We debated this for several minutes, with me offering the opinion that maybe the word like was just an interjection, as in; "it's, like, you know", even though there was no audible comma or pause. We also opined that the driver was like a Borg, in that he had a piece of electronics embedded in his ear and it was lit up with a blue light. We never did get a definitive answer from the SUV driver, because once we started parsing out his sentence, he seemed to loose interest in us entirely.
But this phrase has crept into our vocabulary, so that everything is now "like". It's like a bridge. You know, it's sort of bridge-like, in that it spans a body of water, but maybe it's not totally a bridge.
I'm like hungry. I could eat, but I'm not ravenous, so I'm hungryish. I'm close to hungry, but I'm not exactly hungry, so I'm only like hungry.
We have been entertaining ourselves and our friends with this for like a month. It may not be a real month, or a whole month. Maybe it has been longer than a month, in which case it is only like a month, not exactly a month, but sort of a month. Similar in time to an exact month and yet, not.
This entry is like done.
I pass this sign every day. I know enough Spanglish to understand that the show is called "Ground Zero" and that these guys talk about sex and drugs and rock and roll and sex. But is it just me, or is Javier really Jay (Jason Mewes)?

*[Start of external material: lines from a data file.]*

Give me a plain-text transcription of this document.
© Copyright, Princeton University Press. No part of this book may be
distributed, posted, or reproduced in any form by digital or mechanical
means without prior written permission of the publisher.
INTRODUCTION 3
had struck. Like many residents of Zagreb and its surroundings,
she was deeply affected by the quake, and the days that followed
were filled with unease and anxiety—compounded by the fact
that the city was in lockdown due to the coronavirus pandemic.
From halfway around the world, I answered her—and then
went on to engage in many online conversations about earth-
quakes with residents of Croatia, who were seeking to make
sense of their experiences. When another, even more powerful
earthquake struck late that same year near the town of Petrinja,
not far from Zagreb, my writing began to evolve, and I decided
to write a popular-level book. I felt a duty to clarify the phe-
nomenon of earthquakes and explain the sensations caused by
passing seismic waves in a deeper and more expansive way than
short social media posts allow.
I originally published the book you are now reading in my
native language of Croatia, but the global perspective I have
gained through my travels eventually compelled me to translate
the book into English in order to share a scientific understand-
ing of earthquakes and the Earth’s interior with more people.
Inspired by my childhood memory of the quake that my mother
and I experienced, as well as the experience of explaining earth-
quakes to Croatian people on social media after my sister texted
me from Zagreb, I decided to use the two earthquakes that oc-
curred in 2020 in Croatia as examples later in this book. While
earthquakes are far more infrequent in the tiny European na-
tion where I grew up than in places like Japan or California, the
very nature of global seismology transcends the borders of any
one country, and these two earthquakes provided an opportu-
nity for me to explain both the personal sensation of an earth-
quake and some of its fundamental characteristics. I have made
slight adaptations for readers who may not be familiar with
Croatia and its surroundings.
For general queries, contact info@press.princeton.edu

I'm the happiest girly in the world these past couple of days, because my favorite human in the world (except of course for the RLA) has been visiting us from the wilds of Gallofornia. This would be our friend Paul, the genius behind my mermaid costume.
Paulie and I have been designing a web site for him, talking trash, drinking like fish and eating like pigs. We also worked out this morning with Nic Cage. It was muy swell. I know that the description of fun with Paulie sounds an awful lot like the fun I have with The Coolest Person In The World (TM), but that could just be a coinkydink. Or it could be indicative of my ideas of fun.
Anyway, it's been a lot more fun than I had last week, when in the space of four hours, I was (almost) in two car accidents. The first was after the RLA and I had lunch at the Ale House. Some random woman in a VW came barreling out from between two parked cars and nearly t-boned me. I stood on the brakes, and we avoided impact. She turned in front of us and proceeded to the stop sign at the end of the parking row.
And then, without rhyme or reason, she backed up. I was right behind her. I leaned on the horn, and I watched in horror and disbelief as she continued to back straight into me. I was right behind her. I was clearly in her rear view mirror. I wasn't on her bumper, I was a good few feet behind her and she, without so much as a glance in her mirrors or out her windows, threw her car into reverse and plowed into me, all the while my horn was bleating.
She jumped out of her car and said "I didn't mean to hit you!" No shit. I should fucking hope you didn't mean to do it, asshat. "I didn't see you," she continued. Really? I sort of guessed that from the fact that you ran directly into my front bumper with your rear bumper. That and when you came racing through the lot, turning between cars instead of at intersections and nearly t-boned me. Yeah. That was a clue that you aren't a particularly observant driver. Asshat.
There was no damage to Zelda Bleu, and so off I drove to work. Where I was almost involved in a head on collision as some moron decided to pass a car coming toward me. He passed, and in order not to hit me head on, turned left across my lane and into a driveway on my right. Once more, I found myself standing on the brakes and screaming "HOLY SHIT".
And then I got to work, and had a lovely day straightening up the stock and trying not to apply discipline to undisciplined and unaccompanied children.